Please guide me as to how to obtain the below bound and whether it is optimal.
Let a squarefree integer $N=\prod_{1 \leq i \leq m} p_i$ be a product of $m$ primes ($p_1 < p_2 < \dots < p_m$) and for any positive divisor $r$ of $N$, we denote $\frac{N}{r}=q_1q_2\dots q_s$ ($q_1<q_2,\dots q_s$) and let $\nu(N)$ be the number of distinct prime divisors of $N$. For $r$ as above, let $s=s(r):=\nu(N/r)$. Also, let $d(n)$ denote the number of divisors of $n$.
I am trying to estimate the sum $S=\displaystyle\sum_{\substack{1 < r < N \\ r|N}} \frac{2^{\nu(N/r)}}{(q_1+1)(q_2+1)\dots(q_s+1)}$ and would like to know if the bound is correct and also if it is optimal. Using the estimate $2^{\nu(n)} \leq d(n)$, I get \begin{align*} S &\leq \displaystyle\sum_{\substack{1 < r < N \\ r|N}} \frac{d(N/r)}{N/r} \leq \displaystyle\sum_{\substack{1 < r < N \\ r|N}} \frac{d(r)}{r} \end{align*} Now since $p_1$ and $\frac{N}{p_1}$ is the smallest and largest choice for r, a proper divisor of $N$, I write \begin{align*} S &\leq \displaystyle\sum_{\substack{p_1 \leq r \leq \frac{N}{p_1} \\ r|N}} \frac{d(r)}{r} = \displaystyle\sum_{\substack{ r_1 \in \mathbb{Q}, 1 \leq r_1 < \frac{N}{(p_1)^2} \\ p_1r_1 \in \mathbb{N},p_1r_1|N}}\frac{d(p_1r_1)}{p_1r_1}. \end{align*}
Now, I would like to take $\frac{d(p_1)}{p_1}$ outside but as $r_1$ need no longer be in $\mathbb{N}$, am I allowed? If allowing is justifiable, then, using the estimate $\sum_{n \leq N} \frac{d(n)}{n} \ll (\log^2 N)$, I get $S \ll_{\epsilon} \frac{d(p_1)}{p_1}(\frac{N}{p_1})^{\epsilon}$.

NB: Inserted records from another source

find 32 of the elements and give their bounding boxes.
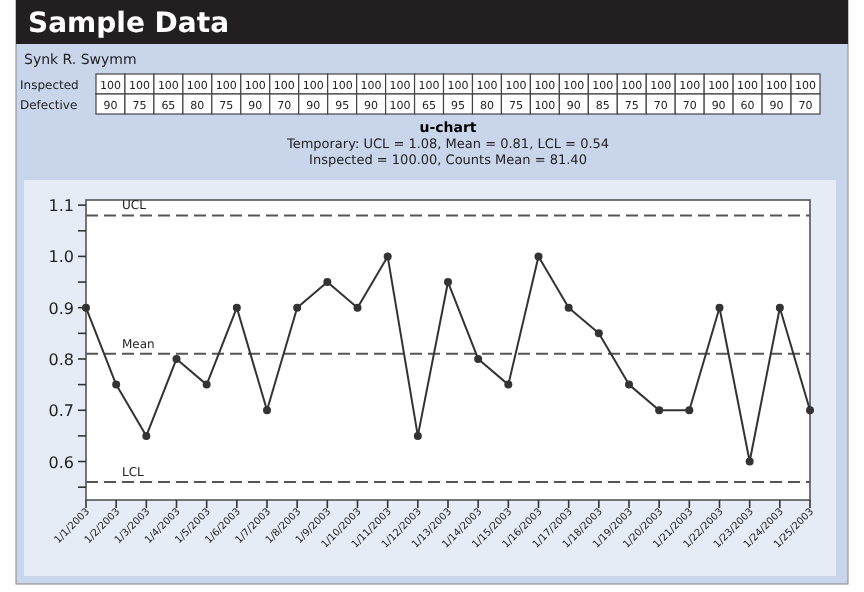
- y-tick-label: 0.8: [48, 350, 74, 369]
- point: [715, 303, 724, 312]
- y-tick-label: 0.6: [48, 453, 74, 472]
- point: [625, 380, 633, 389]
- point: [594, 329, 603, 338]
- chart-title: Sample Data: [28, 8, 230, 40]
- point: [504, 380, 513, 389]
- y-tick-label: 0.7: [48, 402, 74, 421]
- point: [263, 406, 271, 415]
- point: [474, 354, 483, 363]
- point: [293, 303, 302, 312]
- point: [806, 406, 814, 415]
- y-tick-label: 0.9: [48, 299, 74, 318]
- point: [172, 354, 181, 363]
- y-tick-label: 1.1: [48, 197, 74, 216]
- point: [323, 278, 332, 287]
- point: [413, 431, 422, 440]
- point: [655, 406, 664, 415]
- point: [232, 303, 241, 312]
- point: [112, 380, 121, 389]
- point: [564, 303, 573, 312]
- point: [745, 457, 754, 466]
- point: [202, 380, 211, 389]
- point: [685, 406, 694, 415]
- point: [82, 303, 90, 312]
- point: [534, 252, 543, 261]
- point: [142, 431, 151, 440]
- point: [775, 303, 784, 312]
- point: [353, 303, 362, 312]
- point: [444, 278, 452, 287]
- point: [383, 252, 392, 261]
- y-tick-label: 1.0: [48, 248, 74, 267]
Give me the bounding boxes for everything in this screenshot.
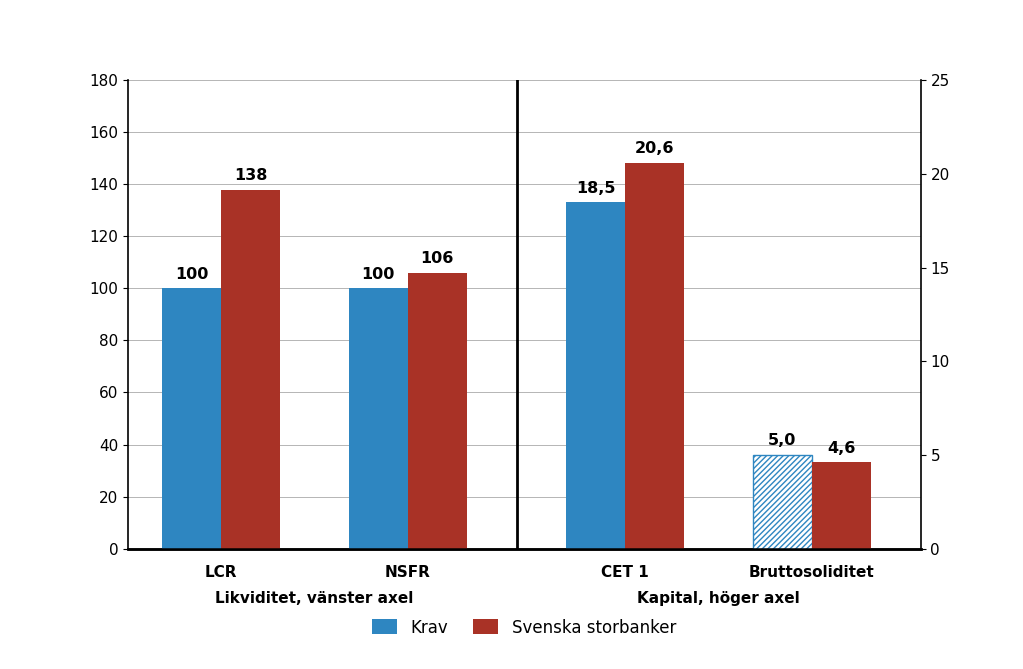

However, I am interested in knowing better bounds for this involving only $N$. Is there another way to crack this and get a better bound? And what would be an optimal bound? Can I get $\prod_i \frac{d(p_i)}{p_i}$ or anything in terms of $N$?